La liquidation judiciaire de la société IDIESE a été prononcée le 21 octobre 2022.
Selon ses dernières conclusions notifiées à l’AGS par la voie électronique le 4 octobre 2021, signifiées à la Selarl AJAssociés prise en la personne de Me [W] par acte de commissaire de justice le 11 octobre 2021 et à Me [V], liquidateur judiciaire par acte de commissaire de justice du 5 juin 2024, M. [N], intimé, sollicite de :
— DEBOUTER la société IDIESE de toutes ses demandes et prétentions,
Et
A titre principal :
— INFIRMER le jugement rendu par le conseil de prud’hommes en ce qu’il a jugé le licenciement fondé sur une cause réelle et sérieuse,
— JUGER le licenciement de M. [N] dépourvu de cause réelle et sérieuse,
A titre subsidiaire :
— JUGER le licenciement dépourvu de faute grave,
En tout état de cause :
— CONFIRMER le jugement rendu par le conseil de prud’hommes en ce qu’il fait droit aux demandes de rappels de salaires de M. [N] au titre des heures supplémentaires non réglées,
En conséquence,
— CONDAMNER la société IDIESE à payer à M. [N] la somme de 1 633,33 € au titre de l’indemnité conventionnelle de licenciement,
— CONDAMNER la société IDIESE à payer à M. [N] la somme de 7.350 € au titre de l’indemnité pour licenciement sans cause réelle et sérieuse,
— CONDAMNER la société IDIESE à payer à M. [N] la somme de 6.300 € bruts, outre les congés payés afférents d’un montant de 630 € au titre de l’indemnité compensatrice de préavis,
— CONDAMNER la société IDIESE à payer à M. [N] la somme de 4 376,08 € bruts à titre de rappel de salaire des heures supplémentaires réalisées, outre 437,61 € au titre des congés payés afférents
— CONDAMNER la société IDIESE à payer à M. [N] la somme de 3.000 € en application des dispositions de l’article 700 du Code de procédure civile,
— FIXER les créances de M. [N] au passif de la procédure collective
— DECLARER l’arrêt opposable à l’AGS
— ORDONNER l’intérêt légal à compter de l’introduction de la demande et sur l’ensemble des demandes
— ORDONNER la capitalisation des intérêts par application des articles 1153 et 1154 du Code du travail
— CONDAMNER la société IDIESE aux entiers dépens.

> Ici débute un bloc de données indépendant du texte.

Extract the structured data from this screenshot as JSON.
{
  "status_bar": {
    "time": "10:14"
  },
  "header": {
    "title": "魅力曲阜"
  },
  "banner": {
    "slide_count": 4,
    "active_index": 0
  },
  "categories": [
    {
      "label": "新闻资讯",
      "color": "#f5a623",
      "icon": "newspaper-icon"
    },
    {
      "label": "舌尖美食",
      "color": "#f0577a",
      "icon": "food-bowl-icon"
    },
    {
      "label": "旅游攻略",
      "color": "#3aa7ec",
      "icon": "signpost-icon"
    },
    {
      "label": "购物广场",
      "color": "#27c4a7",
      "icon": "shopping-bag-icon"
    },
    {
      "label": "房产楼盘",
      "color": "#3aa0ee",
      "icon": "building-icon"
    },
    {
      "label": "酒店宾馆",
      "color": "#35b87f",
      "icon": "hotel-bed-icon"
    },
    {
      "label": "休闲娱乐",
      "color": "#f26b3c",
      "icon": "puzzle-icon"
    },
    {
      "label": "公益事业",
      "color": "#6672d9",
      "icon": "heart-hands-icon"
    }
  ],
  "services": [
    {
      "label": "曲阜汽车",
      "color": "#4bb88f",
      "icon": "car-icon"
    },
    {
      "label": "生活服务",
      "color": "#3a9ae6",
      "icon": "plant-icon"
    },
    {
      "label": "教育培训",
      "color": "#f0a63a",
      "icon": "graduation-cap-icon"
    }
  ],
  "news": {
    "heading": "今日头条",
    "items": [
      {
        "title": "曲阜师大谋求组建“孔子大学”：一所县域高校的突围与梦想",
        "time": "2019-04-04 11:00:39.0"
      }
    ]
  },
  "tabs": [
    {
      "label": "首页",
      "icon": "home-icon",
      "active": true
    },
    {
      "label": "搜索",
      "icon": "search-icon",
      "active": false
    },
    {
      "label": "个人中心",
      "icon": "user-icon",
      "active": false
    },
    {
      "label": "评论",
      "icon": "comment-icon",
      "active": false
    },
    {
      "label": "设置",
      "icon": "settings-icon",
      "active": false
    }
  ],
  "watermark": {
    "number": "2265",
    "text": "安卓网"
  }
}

Selon ses dernières conclusions notifiées par la voie électronique le 17 juillet 2024, l’intimé UNEDIC (Délégation AGS, CGEA de Rennes) sollicite de :
— DÉCLARER recevable et bien fondé l’appel incident interjeté par le CGEA de RENNES ;
— RÉFORMER le jugement du conseil de prud’hommes de Nantes en ce qu’il a :
— dit que le licenciement de M. [N] ne repose pas sur une faute grave ;
— fixe la créance de M. [N] à l’encontre du redressement judiciaire de la société IDIESE aux sommes suivantes :
o indemnité compensatrice de préavis : 6.300,00 € ;
o congés payés y afférents : 630,00 € ;
o indemnité conventionnelle de licenciement : 1.633,33 € ;
o rappel d’heures supplémentaires : 4.376,08 € ;
o congés payés y afférents : 437,61 €.
— En conséquence, DEBOUTER M. [N] de l’intégralité de ses demandes ;
En toute hypothèse :
— DÉBOUTER M. [N] de toutes ses demandes qui seraient dirigées à l’encontre de l’AGS.
— DÉCERNER acte à l’AGS de ce qu’elle ne consentira d’avance au mandataire judiciaire que dans la mesure où la demande entrera bien dans le cadre des dispositions des articles L.3253-6 et suivants du Code du Travail.

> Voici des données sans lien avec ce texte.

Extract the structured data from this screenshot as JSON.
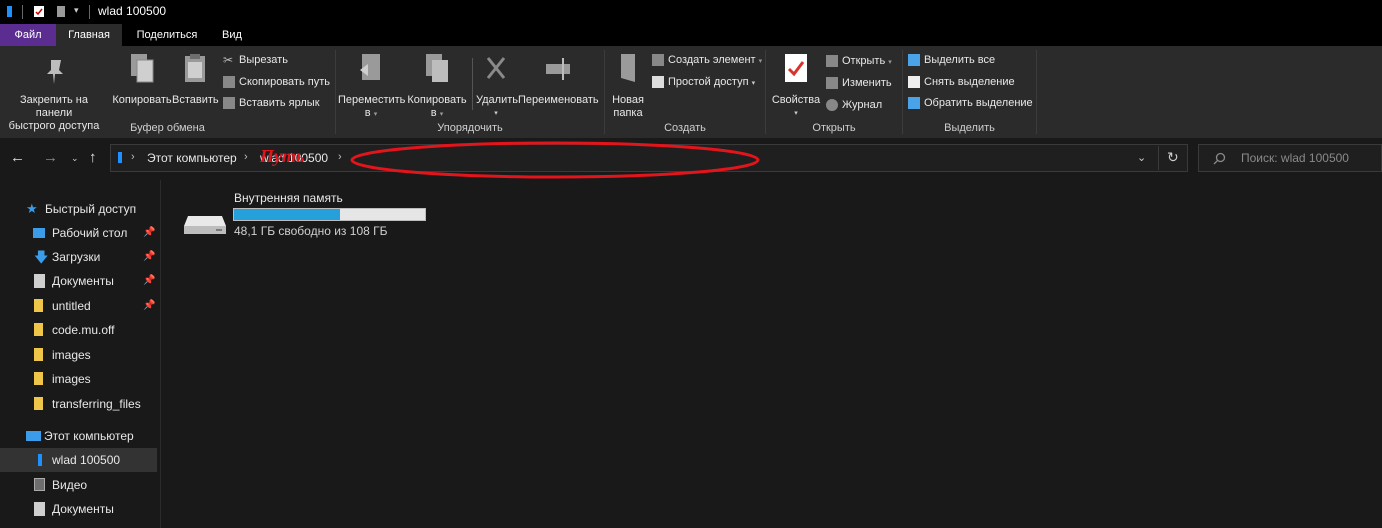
{
  "window": {
    "title": "wlad 100500"
  },
  "tabs": [
    {
      "label": "Файл"
    },
    {
      "label": "Главная"
    },
    {
      "label": "Поделиться"
    },
    {
      "label": "Вид"
    }
  ],
  "ribbon": {
    "clipboard": {
      "pin_line1": "Закрепить на панели",
      "pin_line2": "быстрого доступа",
      "copy": "Копировать",
      "paste": "Вставить",
      "cut": "Вырезать",
      "copy_path": "Скопировать путь",
      "paste_shortcut": "Вставить ярлык",
      "group": "Буфер обмена"
    },
    "organize": {
      "move_line1": "Переместить",
      "move_line2": "в",
      "copyto_line1": "Копировать",
      "copyto_line2": "в",
      "delete": "Удалить",
      "rename": "Переименовать",
      "group": "Упорядочить"
    },
    "new": {
      "folder_line1": "Новая",
      "folder_line2": "папка",
      "new_item": "Создать элемент",
      "easy_access": "Простой доступ",
      "group": "Создать"
    },
    "open": {
      "properties": "Свойства",
      "open": "Открыть",
      "edit": "Изменить",
      "history": "Журнал",
      "group": "Открыть"
    },
    "select": {
      "select_all": "Выделить все",
      "select_none": "Снять выделение",
      "invert": "Обратить выделение",
      "group": "Выделить"
    }
  },
  "address": {
    "crumbs": [
      "Этот компьютер",
      "wlad 100500"
    ],
    "annotation": "Путь",
    "search_placeholder": "Поиск: wlad 100500"
  },
  "sidebar": {
    "quick_access": "Быстрый доступ",
    "items": [
      {
        "label": "Рабочий стол",
        "pinned": true
      },
      {
        "label": "Загрузки",
        "pinned": true
      },
      {
        "label": "Документы",
        "pinned": true
      },
      {
        "label": "untitled",
        "pinned": true
      },
      {
        "label": "code.mu.off",
        "pinned": false
      },
      {
        "label": "images",
        "pinned": false
      },
      {
        "label": "images",
        "pinned": false
      },
      {
        "label": "transferring_files",
        "pinned": false
      }
    ],
    "this_pc": "Этот компьютер",
    "pc_items": [
      {
        "label": "wlad 100500"
      },
      {
        "label": "Видео"
      },
      {
        "label": "Документы"
      }
    ]
  },
  "content": {
    "drive": {
      "name": "Внутренняя память",
      "free_text": "48,1 ГБ свободно из 108 ГБ",
      "used_fraction": 0.555
    }
  },
  "colors": {
    "file_tab": "#5c2d91",
    "progress_fill": "#26a0da",
    "annotation": "#e2141c"
  }
}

— DIRE ET JUGER que l’indemnité éventuellement allouée au titre de l’article 700 du Code de Procédure Civile n’a pas la nature de créance salariale.

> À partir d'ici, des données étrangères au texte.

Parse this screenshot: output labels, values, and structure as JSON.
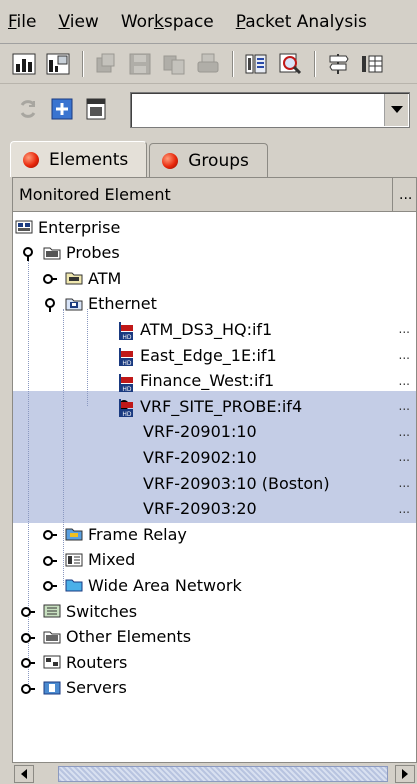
{
  "menu": [
    {
      "mnemonic": "F",
      "rest": "ile"
    },
    {
      "mnemonic": "V",
      "rest": "iew"
    },
    {
      "mnemonic": "",
      "pre": "Wor",
      "mid": "k",
      "rest": "space"
    },
    {
      "mnemonic": "P",
      "rest": "acket Analysis"
    }
  ],
  "toolbar": {
    "icons": [
      "chart-icon",
      "chart-split-icon",
      "copy-icon",
      "save-icon",
      "duplicate-icon",
      "print-icon",
      "filter-icon",
      "zoom-report-icon",
      "signpost-icon",
      "grid-icon"
    ]
  },
  "toolbar2": {
    "icons": [
      "refresh-icon",
      "add-icon",
      "calendar-icon"
    ],
    "combo_value": ""
  },
  "tabs": [
    {
      "label": "Elements",
      "active": true
    },
    {
      "label": "Groups",
      "active": false
    }
  ],
  "columns": {
    "monitored": "Monitored Element",
    "more": "..."
  },
  "tree": [
    {
      "label": "Enterprise",
      "icon": "enterprise-icon",
      "toggle": "none",
      "level": 0,
      "ell": ""
    },
    {
      "label": "Probes",
      "icon": "folder-icon",
      "toggle": "expanded",
      "level": 1,
      "ell": ""
    },
    {
      "label": "ATM",
      "icon": "atm-icon",
      "toggle": "collapsed",
      "level": 2,
      "ell": ""
    },
    {
      "label": "Ethernet",
      "icon": "ethernet-icon",
      "toggle": "expanded",
      "level": 2,
      "ell": ""
    },
    {
      "label": "ATM_DS3_HQ:if1",
      "icon": "probe-icon",
      "toggle": "none",
      "level": 4,
      "ell": "..."
    },
    {
      "label": "East_Edge_1E:if1",
      "icon": "probe-icon",
      "toggle": "none",
      "level": 4,
      "ell": "..."
    },
    {
      "label": "Finance_West:if1",
      "icon": "probe-icon",
      "toggle": "none",
      "level": 4,
      "ell": "..."
    },
    {
      "label": "VRF_SITE_PROBE:if4",
      "icon": "probe-icon",
      "toggle": "expanded",
      "level": 4,
      "ell": "..."
    },
    {
      "label": "VRF-20901:10",
      "icon": "",
      "toggle": "none",
      "level": 5,
      "ell": "..."
    },
    {
      "label": "VRF-20902:10",
      "icon": "",
      "toggle": "none",
      "level": 5,
      "ell": "..."
    },
    {
      "label": "VRF-20903:10 (Boston)",
      "icon": "",
      "toggle": "none",
      "level": 5,
      "ell": "..."
    },
    {
      "label": "VRF-20903:20",
      "icon": "",
      "toggle": "none",
      "level": 5,
      "ell": "..."
    },
    {
      "label": "Frame Relay",
      "icon": "frame-relay-icon",
      "toggle": "collapsed",
      "level": 2,
      "ell": ""
    },
    {
      "label": "Mixed",
      "icon": "mixed-icon",
      "toggle": "collapsed",
      "level": 2,
      "ell": ""
    },
    {
      "label": "Wide Area Network",
      "icon": "wan-icon",
      "toggle": "collapsed",
      "level": 2,
      "ell": ""
    },
    {
      "label": "Switches",
      "icon": "switch-icon",
      "toggle": "collapsed",
      "level": 1,
      "ell": ""
    },
    {
      "label": "Other Elements",
      "icon": "other-elements-icon",
      "toggle": "collapsed",
      "level": 1,
      "ell": ""
    },
    {
      "label": "Routers",
      "icon": "router-icon",
      "toggle": "collapsed",
      "level": 1,
      "ell": ""
    },
    {
      "label": "Servers",
      "icon": "server-icon",
      "toggle": "collapsed",
      "level": 1,
      "ell": ""
    }
  ],
  "selected_rows": [
    "VRF_SITE_PROBE:if4",
    "VRF-20901:10",
    "VRF-20902:10",
    "VRF-20903:10 (Boston)",
    "VRF-20903:20"
  ]
}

— DIRE ET JUGER que l’AGS ne pourra être amenée à faire des avances, toutes créances du salarié confondues, que dans la limite des plafonds applicables prévus aux articles L.3253-17 et suivants du Code du Travail.
— Dépens comme de droit.
La SELARL AJASSOCIES représentée par Maître [L] [W] es qualités d’administrateur judiciaire puis de commissaire à l’exécution du plan de redressement n’a pas constitué avocat.
La SCP [Z], représentée par Maître [R] [Z] es qualité de mandataire judiciaire n’a pas constitué avocat.
La SCP MJURIS représentée par Maître [I] [V] es qualité de liquidateur judiciaire n’a pas constitué avocat.
L’ordonnance de clôture a été prononcée le 17 octobre 2024.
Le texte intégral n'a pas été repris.